Hi Sokolov --

I tried your patch. I only had time for doing a few points on power8. 
pgbench rw  on two sockets is awesome! Keeps getting more throughput as 
threads are added -- in contrast to base and my prototype. I did not run 
single socket pgbench.

Hammerdb, 1 socket was in the same ballpark as the base, but slightly 
lower. 2 socket was also in the same ballpark as the base, again slightly 
lower.  I did not do a series of points (just one at the previous "sweet 
spot"), so the "final" results may be better, The ProcArrayLock multiple 
parts was lower except in two socket case. The performance data I 
collected for your patch on hammerdb showed the same sort of issues  as 
the base.

I don't see much point in combining the two because of the ProcArrayLock 
down side -- that is, single socket. poor performance. Unless we could 
come up with some heuristic to use one part on light loads and two on 
heavy (and still stay correct), then I don't see it ... With the 
combination, what I think we would see is awesome pgbench rw, awesome 
hammerdb 2 socket performance, and  degraded single socket hammerdb.

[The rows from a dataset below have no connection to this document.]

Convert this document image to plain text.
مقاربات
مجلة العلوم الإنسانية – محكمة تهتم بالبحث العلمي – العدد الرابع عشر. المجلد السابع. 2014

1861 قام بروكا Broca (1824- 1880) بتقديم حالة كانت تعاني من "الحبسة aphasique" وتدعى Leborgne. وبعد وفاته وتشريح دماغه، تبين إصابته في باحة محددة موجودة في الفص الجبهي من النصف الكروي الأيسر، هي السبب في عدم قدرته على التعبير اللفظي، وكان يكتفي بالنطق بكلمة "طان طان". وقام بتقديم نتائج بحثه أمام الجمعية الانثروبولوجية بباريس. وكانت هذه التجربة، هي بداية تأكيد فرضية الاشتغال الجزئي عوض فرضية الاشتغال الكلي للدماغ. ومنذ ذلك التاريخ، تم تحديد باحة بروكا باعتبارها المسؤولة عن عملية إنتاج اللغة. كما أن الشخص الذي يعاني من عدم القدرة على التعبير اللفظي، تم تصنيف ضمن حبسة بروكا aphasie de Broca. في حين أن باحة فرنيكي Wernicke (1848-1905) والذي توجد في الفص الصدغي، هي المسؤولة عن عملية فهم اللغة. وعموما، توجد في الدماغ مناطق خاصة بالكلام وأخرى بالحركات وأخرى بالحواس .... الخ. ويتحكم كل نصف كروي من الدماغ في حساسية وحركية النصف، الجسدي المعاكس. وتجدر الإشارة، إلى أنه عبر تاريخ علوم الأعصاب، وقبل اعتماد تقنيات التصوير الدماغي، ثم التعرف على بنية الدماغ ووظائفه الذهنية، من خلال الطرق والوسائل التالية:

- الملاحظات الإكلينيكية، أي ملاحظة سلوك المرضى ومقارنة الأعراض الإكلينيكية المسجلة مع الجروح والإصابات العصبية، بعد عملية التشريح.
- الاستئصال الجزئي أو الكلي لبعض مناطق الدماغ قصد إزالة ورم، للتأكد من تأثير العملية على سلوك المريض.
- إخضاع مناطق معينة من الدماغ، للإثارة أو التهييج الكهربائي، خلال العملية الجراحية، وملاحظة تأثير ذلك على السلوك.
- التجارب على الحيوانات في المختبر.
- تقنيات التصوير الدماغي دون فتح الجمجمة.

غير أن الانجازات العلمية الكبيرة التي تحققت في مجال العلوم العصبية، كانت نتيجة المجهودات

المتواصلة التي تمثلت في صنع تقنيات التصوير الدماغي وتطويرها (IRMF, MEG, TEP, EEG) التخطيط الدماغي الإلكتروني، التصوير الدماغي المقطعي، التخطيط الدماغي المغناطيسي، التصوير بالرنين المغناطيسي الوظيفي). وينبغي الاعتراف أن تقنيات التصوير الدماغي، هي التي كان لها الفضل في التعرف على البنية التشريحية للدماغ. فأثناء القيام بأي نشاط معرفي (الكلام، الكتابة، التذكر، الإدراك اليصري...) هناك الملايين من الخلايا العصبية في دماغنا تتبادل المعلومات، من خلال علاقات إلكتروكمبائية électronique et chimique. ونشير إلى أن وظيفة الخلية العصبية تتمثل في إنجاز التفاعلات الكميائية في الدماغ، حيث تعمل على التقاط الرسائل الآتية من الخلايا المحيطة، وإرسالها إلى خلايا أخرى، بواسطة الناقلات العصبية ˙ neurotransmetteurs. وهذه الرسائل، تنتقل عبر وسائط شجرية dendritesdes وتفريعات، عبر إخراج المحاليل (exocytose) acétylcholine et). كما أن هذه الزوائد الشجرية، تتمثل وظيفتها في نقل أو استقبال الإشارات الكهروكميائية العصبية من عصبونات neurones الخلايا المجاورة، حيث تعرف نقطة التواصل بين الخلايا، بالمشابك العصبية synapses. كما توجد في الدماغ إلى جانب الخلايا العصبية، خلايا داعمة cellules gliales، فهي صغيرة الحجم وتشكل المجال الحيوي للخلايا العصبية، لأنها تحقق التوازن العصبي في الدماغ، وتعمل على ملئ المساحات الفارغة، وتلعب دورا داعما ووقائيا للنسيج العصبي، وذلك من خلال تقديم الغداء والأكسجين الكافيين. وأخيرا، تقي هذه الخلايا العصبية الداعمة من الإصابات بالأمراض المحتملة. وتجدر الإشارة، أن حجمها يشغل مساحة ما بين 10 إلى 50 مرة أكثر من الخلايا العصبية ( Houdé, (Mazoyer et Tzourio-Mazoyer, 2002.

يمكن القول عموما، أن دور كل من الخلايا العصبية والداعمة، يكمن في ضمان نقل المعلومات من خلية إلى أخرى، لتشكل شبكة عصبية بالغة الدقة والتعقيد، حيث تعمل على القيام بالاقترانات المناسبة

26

From:   Sokolov Yura <y.soko...@postgrespro.ru>
To:     Jim Van Fleet <vanfl...@us.ibm.com>
Cc:     pgsql-hackers@postgresql.org
Date:   06/05/2017 03:28 PM
Subject:        Re: [HACKERS] HACKERS[PROPOSAL] split ProcArrayLock into 
multiple parts
Sent by:        pgsql-hackers-ow...@postgresql.org

Excuse me, Jim.

I was tired and misunderstand proposal: I thought of ProcArray sharding, 
but proposal is about ProcArrayLock sharding.

BTW, I just posted improvement to LWLock:


Would you mind to test against that and together with that?

5 июня 2017 г. 11:11 PM пользователь Sokolov Yura 
<y.soko...@postgrespro.ru> написал:
Hi, Jim.

How do you ensure of transaction order?

- you lock shard A and gather info. You find transaction T1 in-progress.
- Then you unlock shard A.
- T1 completes. T2, that depends on T1, also completes. But T2 was on 
shard B.
- you lock shard B, and gather info from.
- You didn't saw T2 as in progress, so you will lookup into clog then and 
will find it as commited.

Now you see T2 as commited, but T1 as in-progress - clear violation of 
transaction order.

Probably you've already solved this issue. If so it would be great to 
learn the solution.

5 июня 2017 г. 10:30 PM пользователь Jim Van Fleet <vanfl...@us.ibm.com> 

I have been experimenting with splitting  the ProcArrayLock into parts. 
 That is, to Acquire the ProcArrayLock in shared mode, it is only 
necessary to acquire one of the parts in shared mode; to acquire the lock 
in exclusive mode, all of the parts must be acquired in exclusive mode. 
For those interested, I have attached a design description of the change.

This approach has been quite successful on large systems with the hammerdb 
benchmark.With a prototype based on 10 master source and running on power8 
(model 8335-GCA with 2sockets, 20 core)
 hammerdb  improved by 16%; On intel (Intel(R) Xeon(R) CPU E5-2699 v4 @ 
2.20GHz, 2 socket, 44 core) with 9.6 base and prototype hammerdb improved 
by 4%. (attached is a set of spreadsheets for power8.

The down side is that on smaller configurations (single socket) where 
there is less "lock thrashing" in the storage subsystem and there are 
multiple Lwlocks to take for an exclusive acquire, there is a decided 
downturn in performance. On  hammerdb, the prototype was 6% worse than the 
base on a single socket power configuration.

If there is interest in this approach, I will submit a patch.

Jim Van Fleet